Entretanto, todo o bloco é unânime em dizer que o objetivo da PESCO é um trabalho coordenado com a OTAN, e nega que sua intenção seja a de desligar a UE do pacto.
Segundo diversos diplomatas europeus, com 22 dos 28 membros do bloco na OTAN, não há motivo para Washington temer que um setor de defesa do continente mais forte permita o comprometimento da aliança transatlântica, suas capacidades militares ou sua integração.
Em um estudo realizado pelo think tank de segurança GLOBSEC, os autores, incluindo Stefanini, concluíram que os europeus deveriam gastar dois por cento do PIB em defesa, como foi estabelecido pela OTAN, e prosseguir.
"Os europeus precisam gastar mais e melhor em defesa e segurança. Isso só será sustentável se o setor continental se beneficiar e a base industrial estiver consolidada e reforçada", diz o relatório.
Os norte-americanos mencionam as cooperações militares existentes, como no caso do caça F-35, um helicóptero com a firma italiana Leonardo e o uso de fuzis suecos por parte dos fuzileiros. Os dois lados falam do dinheiro que cada um põe e o que recebe em troca.
Os europeus insistem que o complexo industrial-militar dos EUA é tão dominador, e as quantias do fundo de defesa local são tão modestas, que Washington não deveria se preocupar.
Mogherini afirma: "No momento, a UE está mais aberta que o mercado de contratos norte-americano para empresas e equipamentos europeus." Ursula von der Leyen, ministra da Defesa alemã, diz que os europeus "estão fazendo o que nossos amigos norte-americanos vêm exigindo há anos".
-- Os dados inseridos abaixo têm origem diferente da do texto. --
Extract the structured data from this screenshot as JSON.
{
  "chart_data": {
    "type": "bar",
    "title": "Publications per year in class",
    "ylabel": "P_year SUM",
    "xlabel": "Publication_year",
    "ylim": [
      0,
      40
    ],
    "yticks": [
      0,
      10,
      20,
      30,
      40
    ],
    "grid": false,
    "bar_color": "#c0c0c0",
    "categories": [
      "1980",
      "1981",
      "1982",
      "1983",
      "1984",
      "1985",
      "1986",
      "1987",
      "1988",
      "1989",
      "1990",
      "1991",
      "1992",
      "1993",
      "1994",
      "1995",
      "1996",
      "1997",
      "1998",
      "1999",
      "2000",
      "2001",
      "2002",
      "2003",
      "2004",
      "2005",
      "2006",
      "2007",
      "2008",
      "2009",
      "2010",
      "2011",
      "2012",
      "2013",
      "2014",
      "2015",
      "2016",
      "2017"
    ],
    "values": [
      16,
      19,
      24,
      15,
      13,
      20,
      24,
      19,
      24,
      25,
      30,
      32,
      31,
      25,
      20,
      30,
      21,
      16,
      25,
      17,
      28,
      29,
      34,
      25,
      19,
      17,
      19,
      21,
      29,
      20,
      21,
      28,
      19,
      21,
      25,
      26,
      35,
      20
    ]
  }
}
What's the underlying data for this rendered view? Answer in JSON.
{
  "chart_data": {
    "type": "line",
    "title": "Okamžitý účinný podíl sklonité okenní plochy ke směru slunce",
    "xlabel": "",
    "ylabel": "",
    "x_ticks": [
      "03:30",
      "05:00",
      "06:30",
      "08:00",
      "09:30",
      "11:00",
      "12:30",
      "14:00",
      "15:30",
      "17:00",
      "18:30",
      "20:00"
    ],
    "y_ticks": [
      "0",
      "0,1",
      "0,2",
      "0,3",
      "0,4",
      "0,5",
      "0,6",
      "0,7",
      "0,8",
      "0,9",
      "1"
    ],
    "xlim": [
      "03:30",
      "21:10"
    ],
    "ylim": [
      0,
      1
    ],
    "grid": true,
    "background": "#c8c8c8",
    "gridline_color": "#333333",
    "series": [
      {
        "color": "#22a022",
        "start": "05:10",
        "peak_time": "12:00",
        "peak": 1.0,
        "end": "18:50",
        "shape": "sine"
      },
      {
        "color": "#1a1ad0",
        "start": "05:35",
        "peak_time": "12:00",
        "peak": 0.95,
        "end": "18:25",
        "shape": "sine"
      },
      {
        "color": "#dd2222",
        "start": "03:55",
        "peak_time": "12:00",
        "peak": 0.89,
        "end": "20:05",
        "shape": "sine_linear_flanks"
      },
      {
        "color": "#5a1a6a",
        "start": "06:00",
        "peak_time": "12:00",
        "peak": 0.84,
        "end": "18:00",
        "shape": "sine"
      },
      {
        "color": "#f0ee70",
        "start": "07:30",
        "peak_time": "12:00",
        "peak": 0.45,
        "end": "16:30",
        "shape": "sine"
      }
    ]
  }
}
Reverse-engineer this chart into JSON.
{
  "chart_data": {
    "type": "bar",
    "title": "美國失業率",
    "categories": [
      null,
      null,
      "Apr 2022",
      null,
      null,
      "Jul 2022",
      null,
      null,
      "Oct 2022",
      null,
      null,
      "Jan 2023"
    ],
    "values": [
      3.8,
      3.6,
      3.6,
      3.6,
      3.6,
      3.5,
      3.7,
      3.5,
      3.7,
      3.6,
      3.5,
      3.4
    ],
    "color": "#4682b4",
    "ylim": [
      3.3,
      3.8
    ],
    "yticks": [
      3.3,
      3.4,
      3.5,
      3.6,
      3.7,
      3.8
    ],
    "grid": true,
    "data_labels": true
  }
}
Os europeus dizem que as regulamentações da participação de terceiros no fundo já estão definidas, embora os EUA pretendam continuar pressionando por mudanças – e as da PESCO ainda estão em discussão, com uma decisão prevista para julho.
"Nada está concluído e é nosso dever levantar essas preocupações. Apoiamos as iniciativas de defesa europeias; a ideia de que ela não nos interessa não é verdade. Porém é uma preocupação real nossa a de que não deve duplicar a OTAN, deve ser aberta a países terceiros e não pode prejudicar o trabalho conjunto dos setores industriais", conclui o funcionário do Departamento de Estado.